L’universo si arrende a chi è calmo è un insieme di canzoni scritte in anni diversi, segnati dalla sperimentazione sonora e da un ascolto abbastanza vario, nel tentativo di trovare la nostra identità. Attualmente stiamo ancora lavorando per affinare il nostro genere e il nostro suono. Il primo disco non è niente di più che la sintesi del nostro modo di vivere la musica di quel momento: appena abbiamo avuto l’occasione di frequentare uno studio di registrazione, ci siamo messi alla prova con tanti generi musicali e canali d’espressione per trovare ciò che più ci apparteneva e rappresentava. Abbiamo fatto di questo processo un disco.
Dai vostri testi traspare un rapporto altalenante con la calma: per voi, è sinonimo di equilibrio o di indolenza?

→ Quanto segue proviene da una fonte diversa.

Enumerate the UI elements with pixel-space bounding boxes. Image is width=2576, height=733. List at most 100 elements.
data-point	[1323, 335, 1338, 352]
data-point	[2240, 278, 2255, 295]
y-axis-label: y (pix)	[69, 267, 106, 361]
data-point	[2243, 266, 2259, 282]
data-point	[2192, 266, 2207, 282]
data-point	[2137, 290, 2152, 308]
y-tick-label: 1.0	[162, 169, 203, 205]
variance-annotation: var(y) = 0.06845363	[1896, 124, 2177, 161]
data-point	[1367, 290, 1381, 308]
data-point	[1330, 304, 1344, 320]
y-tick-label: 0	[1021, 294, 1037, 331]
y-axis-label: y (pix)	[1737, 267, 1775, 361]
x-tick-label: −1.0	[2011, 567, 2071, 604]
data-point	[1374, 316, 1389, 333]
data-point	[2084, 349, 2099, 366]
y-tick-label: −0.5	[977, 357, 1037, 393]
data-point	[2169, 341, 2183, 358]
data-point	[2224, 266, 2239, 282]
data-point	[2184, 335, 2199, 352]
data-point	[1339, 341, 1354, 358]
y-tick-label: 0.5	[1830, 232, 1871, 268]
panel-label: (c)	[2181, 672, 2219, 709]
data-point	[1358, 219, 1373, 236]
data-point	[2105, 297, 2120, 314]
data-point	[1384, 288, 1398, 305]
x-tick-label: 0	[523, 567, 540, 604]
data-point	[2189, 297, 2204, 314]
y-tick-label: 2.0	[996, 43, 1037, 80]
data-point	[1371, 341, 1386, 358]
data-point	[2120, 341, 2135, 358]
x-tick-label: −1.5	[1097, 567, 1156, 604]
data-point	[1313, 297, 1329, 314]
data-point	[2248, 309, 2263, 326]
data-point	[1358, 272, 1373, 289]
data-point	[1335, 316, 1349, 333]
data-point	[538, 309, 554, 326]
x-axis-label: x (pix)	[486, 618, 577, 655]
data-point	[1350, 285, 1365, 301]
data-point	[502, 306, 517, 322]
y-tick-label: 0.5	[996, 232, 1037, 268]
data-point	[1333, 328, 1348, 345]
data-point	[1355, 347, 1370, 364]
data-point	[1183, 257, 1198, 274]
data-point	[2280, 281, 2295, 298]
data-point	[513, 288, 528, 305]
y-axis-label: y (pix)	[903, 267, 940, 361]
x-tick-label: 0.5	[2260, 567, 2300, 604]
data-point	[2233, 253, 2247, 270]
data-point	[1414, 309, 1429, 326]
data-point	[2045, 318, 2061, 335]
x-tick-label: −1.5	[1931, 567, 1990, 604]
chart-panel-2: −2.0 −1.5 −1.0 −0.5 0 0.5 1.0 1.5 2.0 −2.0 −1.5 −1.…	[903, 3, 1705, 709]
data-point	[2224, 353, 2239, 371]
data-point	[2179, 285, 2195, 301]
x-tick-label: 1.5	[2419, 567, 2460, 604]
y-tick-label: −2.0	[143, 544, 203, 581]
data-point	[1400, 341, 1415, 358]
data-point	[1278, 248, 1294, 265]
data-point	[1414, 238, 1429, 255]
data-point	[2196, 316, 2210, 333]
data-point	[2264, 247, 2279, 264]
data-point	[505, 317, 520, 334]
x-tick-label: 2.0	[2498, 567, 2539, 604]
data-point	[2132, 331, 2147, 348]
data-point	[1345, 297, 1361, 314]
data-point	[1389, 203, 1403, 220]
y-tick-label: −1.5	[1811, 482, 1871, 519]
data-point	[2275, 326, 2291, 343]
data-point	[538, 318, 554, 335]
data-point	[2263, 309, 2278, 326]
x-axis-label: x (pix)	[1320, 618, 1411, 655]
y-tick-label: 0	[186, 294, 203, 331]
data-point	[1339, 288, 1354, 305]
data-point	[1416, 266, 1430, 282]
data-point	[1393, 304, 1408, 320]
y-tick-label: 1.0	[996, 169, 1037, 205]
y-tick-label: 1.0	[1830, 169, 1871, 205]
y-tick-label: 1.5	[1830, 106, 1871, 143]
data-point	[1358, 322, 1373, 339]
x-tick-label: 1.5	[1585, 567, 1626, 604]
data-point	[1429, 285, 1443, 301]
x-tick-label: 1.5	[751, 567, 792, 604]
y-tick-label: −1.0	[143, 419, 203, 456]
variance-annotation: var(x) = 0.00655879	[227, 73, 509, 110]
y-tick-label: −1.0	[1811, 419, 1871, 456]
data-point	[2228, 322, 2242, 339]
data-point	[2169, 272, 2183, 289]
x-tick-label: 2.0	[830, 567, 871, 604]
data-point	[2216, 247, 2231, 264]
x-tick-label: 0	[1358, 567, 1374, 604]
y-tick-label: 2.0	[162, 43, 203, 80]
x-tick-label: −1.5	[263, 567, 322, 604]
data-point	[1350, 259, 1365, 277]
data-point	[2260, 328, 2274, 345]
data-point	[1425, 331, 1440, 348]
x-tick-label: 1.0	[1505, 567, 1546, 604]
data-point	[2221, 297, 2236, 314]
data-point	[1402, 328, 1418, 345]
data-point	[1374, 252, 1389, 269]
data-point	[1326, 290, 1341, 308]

La calma è un tratto che reputiamo sicuramente forte, solitamente è una qualità di persone sicure e lucide. Nonostante questo, quando la situazione lo richiede, crediamo sia giusto anche seguire i propri istinti. A tal proposito, il ritornello del brano Rabbia si apre con la frase «L’universo si arrende a chi è calmo, ma poi muoiono tutti»; ciò che vogliamo comunicare è che la calma è senza dubbio una virtù, ma bisogna stare attenti a non trasformarla in passività, rischiando di essere calpestati: il messaggio che vogliamo trasmettere è semplicemente quello di farsi sentire e rispettare sempre.
‹‹Ma sei convinto che in qualche modo arriverai dove neanche sai ma dove ti spetta››, leggiamo dal testo di Guai, brano selezionato per il concerto finalisti. A che punto del vostro percorso sentite di essere arrivati e cosa vi aspettate dall’esperienza di Musicultura?
Avere a che fare con la musica è una soddisfazione e una gioia a tutti i livelli: dalle prime demo in cameretta fino a Musicultura. Ovviamente, nel tempo abbiamo acquisito più esperienza, ma ogni giorno ripartiamo da zero con la stessa voglia di imparare e crescere. A questo punto del nostro percorso ci sentiamo gli stessi che eravamo all’inizio, da una parte arricchiti dalle esperienze che si sono aggiunte negli anni, dall’altra proiettati verso nuove cose da fare.